Colonial military unit in the American Revolutionary War

The Delaware Line was a formation within the Continental Army during the American Revolutionary War. The term "Delaware Line" referred to the quota of one infantry regiment which was assigned to Delaware at various times by the Continental Congress. This, together with similar contingents from the other twelve states, formed the Continental Line. The concept was particularly important in relation to the promotion of commissioned officers. Officers of the Continental Army below the rank of brigadier general were ordinarily ineligible for promotion except in the line of their own state.

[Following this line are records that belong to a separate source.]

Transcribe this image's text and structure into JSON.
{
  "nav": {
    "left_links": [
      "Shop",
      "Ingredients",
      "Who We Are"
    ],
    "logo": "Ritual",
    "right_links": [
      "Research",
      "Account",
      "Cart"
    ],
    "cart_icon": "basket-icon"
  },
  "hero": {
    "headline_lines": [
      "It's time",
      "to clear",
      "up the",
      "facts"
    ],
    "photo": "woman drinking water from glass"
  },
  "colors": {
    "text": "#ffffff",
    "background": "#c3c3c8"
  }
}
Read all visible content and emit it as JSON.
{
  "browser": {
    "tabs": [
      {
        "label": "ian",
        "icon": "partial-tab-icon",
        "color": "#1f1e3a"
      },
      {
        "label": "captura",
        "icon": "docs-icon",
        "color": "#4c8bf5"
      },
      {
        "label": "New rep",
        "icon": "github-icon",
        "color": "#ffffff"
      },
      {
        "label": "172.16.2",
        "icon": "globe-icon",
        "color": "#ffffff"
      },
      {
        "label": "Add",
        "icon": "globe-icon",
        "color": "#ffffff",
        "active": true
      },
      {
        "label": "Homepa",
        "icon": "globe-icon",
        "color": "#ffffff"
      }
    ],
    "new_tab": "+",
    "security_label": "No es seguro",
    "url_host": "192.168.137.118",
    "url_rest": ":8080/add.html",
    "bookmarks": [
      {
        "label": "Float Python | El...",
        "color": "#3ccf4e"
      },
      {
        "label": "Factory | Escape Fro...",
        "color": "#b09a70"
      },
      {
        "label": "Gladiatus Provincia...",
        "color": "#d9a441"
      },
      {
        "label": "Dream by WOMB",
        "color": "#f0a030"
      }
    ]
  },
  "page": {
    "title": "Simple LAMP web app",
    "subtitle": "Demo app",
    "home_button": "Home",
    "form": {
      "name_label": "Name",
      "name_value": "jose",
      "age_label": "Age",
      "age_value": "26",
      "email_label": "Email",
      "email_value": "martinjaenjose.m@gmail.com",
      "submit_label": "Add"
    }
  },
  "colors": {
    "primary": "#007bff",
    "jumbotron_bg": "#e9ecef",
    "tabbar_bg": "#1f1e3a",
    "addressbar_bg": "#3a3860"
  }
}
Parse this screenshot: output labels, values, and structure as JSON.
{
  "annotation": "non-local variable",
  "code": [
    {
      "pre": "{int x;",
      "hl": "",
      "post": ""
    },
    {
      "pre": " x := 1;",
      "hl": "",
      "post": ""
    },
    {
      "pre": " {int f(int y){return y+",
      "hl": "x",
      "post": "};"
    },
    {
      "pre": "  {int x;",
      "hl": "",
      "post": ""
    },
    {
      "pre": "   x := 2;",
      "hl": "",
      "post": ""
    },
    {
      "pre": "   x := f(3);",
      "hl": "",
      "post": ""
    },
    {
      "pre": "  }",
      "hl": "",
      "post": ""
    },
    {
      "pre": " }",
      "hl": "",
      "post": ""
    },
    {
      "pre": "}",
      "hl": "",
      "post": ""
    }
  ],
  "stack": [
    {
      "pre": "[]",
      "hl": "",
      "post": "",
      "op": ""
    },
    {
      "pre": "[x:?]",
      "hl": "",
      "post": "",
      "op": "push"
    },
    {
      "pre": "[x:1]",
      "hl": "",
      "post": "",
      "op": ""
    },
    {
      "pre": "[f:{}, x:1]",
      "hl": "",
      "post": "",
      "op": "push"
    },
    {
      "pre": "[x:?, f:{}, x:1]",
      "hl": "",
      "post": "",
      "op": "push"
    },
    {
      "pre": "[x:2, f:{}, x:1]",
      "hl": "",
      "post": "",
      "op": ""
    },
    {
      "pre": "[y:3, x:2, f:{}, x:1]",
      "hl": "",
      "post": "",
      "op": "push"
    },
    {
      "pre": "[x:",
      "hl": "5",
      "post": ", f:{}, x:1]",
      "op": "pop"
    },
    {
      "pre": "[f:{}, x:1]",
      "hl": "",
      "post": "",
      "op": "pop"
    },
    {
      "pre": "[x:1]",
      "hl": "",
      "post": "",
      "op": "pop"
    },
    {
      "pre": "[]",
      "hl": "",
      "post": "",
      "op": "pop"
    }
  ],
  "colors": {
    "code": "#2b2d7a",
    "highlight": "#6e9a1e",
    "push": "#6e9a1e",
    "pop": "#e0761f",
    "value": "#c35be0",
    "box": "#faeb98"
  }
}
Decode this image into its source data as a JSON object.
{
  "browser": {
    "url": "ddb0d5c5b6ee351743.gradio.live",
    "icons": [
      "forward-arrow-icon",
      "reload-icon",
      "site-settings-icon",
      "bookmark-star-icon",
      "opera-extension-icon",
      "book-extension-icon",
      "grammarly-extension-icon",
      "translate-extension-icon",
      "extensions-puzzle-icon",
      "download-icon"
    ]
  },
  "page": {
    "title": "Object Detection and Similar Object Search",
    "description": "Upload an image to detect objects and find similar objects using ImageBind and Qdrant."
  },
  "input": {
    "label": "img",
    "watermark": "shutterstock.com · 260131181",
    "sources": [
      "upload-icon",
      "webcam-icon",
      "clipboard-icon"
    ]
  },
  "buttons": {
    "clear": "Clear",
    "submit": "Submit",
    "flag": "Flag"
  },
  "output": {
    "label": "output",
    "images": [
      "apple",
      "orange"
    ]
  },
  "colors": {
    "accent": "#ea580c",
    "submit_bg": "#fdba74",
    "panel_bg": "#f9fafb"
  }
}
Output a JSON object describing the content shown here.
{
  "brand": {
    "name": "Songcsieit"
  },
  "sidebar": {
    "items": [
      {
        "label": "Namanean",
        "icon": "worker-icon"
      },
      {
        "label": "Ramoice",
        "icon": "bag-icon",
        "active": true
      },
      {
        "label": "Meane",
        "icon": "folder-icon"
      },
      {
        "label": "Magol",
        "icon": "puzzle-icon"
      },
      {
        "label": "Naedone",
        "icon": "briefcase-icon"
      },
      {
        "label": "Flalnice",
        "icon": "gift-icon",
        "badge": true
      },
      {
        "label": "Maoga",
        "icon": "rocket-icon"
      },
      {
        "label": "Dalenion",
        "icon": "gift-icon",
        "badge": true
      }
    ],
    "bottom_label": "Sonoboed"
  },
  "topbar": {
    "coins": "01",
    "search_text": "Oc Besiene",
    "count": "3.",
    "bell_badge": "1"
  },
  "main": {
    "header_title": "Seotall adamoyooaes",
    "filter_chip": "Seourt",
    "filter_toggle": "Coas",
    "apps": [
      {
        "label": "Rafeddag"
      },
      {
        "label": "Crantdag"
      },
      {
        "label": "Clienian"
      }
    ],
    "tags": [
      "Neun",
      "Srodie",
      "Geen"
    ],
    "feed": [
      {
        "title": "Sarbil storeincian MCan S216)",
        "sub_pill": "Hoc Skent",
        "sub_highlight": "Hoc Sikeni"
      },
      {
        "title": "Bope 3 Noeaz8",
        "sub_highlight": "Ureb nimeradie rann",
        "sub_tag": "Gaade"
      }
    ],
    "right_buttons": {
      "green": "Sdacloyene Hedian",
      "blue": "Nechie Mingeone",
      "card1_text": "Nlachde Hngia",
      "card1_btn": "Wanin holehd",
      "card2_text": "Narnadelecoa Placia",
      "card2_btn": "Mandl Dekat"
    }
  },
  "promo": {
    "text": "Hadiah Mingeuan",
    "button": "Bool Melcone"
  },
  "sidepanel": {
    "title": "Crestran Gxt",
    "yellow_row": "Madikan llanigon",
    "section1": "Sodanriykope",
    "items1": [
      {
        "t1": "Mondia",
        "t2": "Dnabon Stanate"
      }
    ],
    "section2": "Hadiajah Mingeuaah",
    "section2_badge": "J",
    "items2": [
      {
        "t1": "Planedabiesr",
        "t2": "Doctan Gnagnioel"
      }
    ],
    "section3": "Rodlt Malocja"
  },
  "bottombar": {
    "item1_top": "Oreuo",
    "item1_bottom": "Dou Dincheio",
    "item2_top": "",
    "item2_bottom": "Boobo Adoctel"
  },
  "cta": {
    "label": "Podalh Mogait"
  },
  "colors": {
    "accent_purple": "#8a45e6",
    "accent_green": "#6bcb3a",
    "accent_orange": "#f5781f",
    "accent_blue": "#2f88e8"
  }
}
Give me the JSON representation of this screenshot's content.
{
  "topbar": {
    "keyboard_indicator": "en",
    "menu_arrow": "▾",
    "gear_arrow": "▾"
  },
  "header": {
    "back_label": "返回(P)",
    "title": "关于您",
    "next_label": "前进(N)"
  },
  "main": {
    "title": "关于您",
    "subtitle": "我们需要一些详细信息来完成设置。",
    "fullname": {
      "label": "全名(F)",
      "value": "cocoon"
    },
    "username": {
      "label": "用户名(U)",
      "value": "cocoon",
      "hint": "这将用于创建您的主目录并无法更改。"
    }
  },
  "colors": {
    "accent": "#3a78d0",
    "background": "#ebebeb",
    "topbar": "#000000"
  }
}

Not all Continental infantry regiments raised in a state were part of a state quota, however. On December 27, 1776, the Continental Congress gave George Washington temporary control over certain military decisions that the Congress ordinarily regarded as its own prerogative. These "dictatorial powers" included the authority to raise sixteen additional Continental infantry regiments at large.

Early in 1777, Washington offered command of one of these additional regiments to John Patton of Pennsylvania, who accepted. McLane's Company, originally in Patton's Regiment, was drawn from Delaware.

Grayson's, Hartley's, and Patton's Regiments were also partially drawn from Delaware.

Still other Continental infantry regiments and smaller units, also unrelated to a state quota, were raised as needed for special or temporary service.

The Delaware Regiment was a part of the Continental Army.